Search code examples
rtime-seriesforecasting

Bad performance of TBATS and NNETAR functions when forecasting on a long-term basis in R


I have been using the tbats and nnetar functions from the forecast package to produce an hourly electric load forecast with a forecasting horizon of a week and a month, and both models perform satisfactorily. My data set comprises of hourly values from January 2017 up to early May 2022 (46848 values). However, when I try to make an hourly load forecast up to the end of the year (07/05/2022-31/12/2022, 5736 hourly values), the results are either flat or lose seasonality. Does anyone have any idea why the long-term forecast gives such poor results? Any idea on either model will be highly appreciated. I apologise for the very large data set.

I have uploaded the data set on git hub:

df <- read.csv(file = "https://raw.githubusercontent.com/Argiro1983/Load/LOAD/LOAD_2017_2022.csv", sep=";")
#fix datetime
df$TIME<- with(df, sprintf("%02d:00", TIME-1))
df$DATE<-as.Date(df$DATE, "%d/%m/%Y")
df$TIME <- paste(df$TIME, ':00', sep = '')
View(df)

library(ggpubr)
library(chron)
df$TIME <- chron(times=df$TIME)

DATETIME<-as.POSIXct(paste(df$DATE, df$TIME), origin = "1970-01-01 00:00:00", tz="UTC", usetz=TRUE)
my_df <- data.frame(timestamp = as.POSIXct(DATETIME, format = "%d.%m.%Y %H:%M", origin = "1970-01-01 00:00:00", tz = "UTC"), input = df[,3])
my_df <- setNames(my_df, c("DATETIME","LOAD"))

Particularly the TBATS model results lose seasonality and seem strange.
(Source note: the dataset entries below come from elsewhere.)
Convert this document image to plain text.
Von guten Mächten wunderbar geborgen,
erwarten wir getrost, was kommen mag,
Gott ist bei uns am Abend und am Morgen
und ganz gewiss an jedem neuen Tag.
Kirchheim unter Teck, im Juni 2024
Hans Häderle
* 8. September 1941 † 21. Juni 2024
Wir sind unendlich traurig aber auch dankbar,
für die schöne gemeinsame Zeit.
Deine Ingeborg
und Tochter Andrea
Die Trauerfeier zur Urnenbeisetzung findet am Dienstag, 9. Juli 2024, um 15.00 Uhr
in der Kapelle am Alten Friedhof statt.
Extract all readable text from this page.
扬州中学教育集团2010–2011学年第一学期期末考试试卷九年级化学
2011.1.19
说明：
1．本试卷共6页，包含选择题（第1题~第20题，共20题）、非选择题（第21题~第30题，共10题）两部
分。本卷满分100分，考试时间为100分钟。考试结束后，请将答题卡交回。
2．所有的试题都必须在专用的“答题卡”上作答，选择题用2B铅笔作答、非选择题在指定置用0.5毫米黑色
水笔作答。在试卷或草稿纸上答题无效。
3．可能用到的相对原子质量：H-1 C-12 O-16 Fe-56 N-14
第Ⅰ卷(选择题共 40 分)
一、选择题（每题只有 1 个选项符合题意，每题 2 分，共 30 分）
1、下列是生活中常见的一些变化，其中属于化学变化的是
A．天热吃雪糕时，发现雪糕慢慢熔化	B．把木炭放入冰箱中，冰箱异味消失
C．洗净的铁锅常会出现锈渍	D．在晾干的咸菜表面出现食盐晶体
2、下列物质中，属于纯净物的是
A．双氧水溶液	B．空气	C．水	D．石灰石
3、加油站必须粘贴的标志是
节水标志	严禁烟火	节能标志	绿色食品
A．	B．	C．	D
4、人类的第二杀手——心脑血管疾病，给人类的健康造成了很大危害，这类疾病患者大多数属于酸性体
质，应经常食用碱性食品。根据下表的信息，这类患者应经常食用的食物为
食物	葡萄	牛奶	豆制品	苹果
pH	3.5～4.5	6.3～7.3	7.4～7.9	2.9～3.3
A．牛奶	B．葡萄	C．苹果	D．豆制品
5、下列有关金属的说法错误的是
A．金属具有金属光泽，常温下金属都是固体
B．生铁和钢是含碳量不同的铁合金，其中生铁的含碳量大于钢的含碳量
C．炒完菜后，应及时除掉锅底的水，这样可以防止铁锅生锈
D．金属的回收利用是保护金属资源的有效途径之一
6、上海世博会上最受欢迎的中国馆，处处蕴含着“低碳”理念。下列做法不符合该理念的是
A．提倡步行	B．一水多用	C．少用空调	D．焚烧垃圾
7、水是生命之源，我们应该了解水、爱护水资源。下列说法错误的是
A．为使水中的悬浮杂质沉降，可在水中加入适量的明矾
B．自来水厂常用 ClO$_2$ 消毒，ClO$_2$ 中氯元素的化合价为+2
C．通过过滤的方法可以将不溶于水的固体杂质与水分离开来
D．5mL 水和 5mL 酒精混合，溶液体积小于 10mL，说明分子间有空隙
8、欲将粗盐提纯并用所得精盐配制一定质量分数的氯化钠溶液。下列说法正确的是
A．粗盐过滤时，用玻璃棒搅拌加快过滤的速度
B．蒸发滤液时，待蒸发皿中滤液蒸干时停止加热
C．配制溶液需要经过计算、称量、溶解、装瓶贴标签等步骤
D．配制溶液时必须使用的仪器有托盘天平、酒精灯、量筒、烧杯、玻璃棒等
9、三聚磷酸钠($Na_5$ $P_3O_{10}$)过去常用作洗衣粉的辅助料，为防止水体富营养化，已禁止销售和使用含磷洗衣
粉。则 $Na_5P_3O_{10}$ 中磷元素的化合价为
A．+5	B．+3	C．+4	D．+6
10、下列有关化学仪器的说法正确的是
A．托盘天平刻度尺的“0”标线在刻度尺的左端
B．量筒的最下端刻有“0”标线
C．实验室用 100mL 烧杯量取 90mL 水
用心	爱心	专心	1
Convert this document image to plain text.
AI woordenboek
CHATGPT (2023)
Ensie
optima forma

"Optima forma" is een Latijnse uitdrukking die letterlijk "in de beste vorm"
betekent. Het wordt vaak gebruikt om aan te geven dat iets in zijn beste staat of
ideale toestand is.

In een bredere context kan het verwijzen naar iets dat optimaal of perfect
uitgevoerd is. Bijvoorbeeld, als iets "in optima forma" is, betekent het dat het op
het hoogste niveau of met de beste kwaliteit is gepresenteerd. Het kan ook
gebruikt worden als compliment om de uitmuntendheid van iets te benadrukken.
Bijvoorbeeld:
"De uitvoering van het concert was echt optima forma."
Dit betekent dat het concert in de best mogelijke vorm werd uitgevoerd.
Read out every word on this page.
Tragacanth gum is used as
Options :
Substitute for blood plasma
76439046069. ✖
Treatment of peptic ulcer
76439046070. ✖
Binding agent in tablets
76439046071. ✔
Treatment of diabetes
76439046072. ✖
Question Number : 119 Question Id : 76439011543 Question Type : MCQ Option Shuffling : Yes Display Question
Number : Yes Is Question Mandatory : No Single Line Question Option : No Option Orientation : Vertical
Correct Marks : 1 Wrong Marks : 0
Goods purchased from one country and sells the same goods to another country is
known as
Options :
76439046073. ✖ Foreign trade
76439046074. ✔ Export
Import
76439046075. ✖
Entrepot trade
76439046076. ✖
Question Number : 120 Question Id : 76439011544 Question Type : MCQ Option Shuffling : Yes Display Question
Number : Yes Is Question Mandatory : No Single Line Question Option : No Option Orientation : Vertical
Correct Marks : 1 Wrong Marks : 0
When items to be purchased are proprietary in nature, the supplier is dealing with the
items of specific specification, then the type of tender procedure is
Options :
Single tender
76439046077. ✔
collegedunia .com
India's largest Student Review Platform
The code I used is the following:

library(ggplot2)
library(forecast)
library(tseries)
library(dplyr)

Load = ts(my_df[, c('LOAD')])
my_df$Clean_Load = tsclean(Load)
Clean_Load = ts(my_df[, c('Clean_Load')])
load_ts = ts(Clean_Load)

msts <- msts(load_ts, seasonal.periods=c(24,168,8760), start=c(2017,01))
plot(msts, main="Load", xlab="Year", ylab="MWh")

s <- tbats(msts)
sp<- predict(s,h=5736) 

The results are also flat when I run the nnetar function, with or without temperature as an external regressor. I have tried different lambdas, but none seems to work:

#create dataframe for temperature historical values
Temperature_history <- read.csv(file = "https://raw.githubusercontent.com/Argiro1983/Load/LOAD/Temperature_history.csv", sep=";")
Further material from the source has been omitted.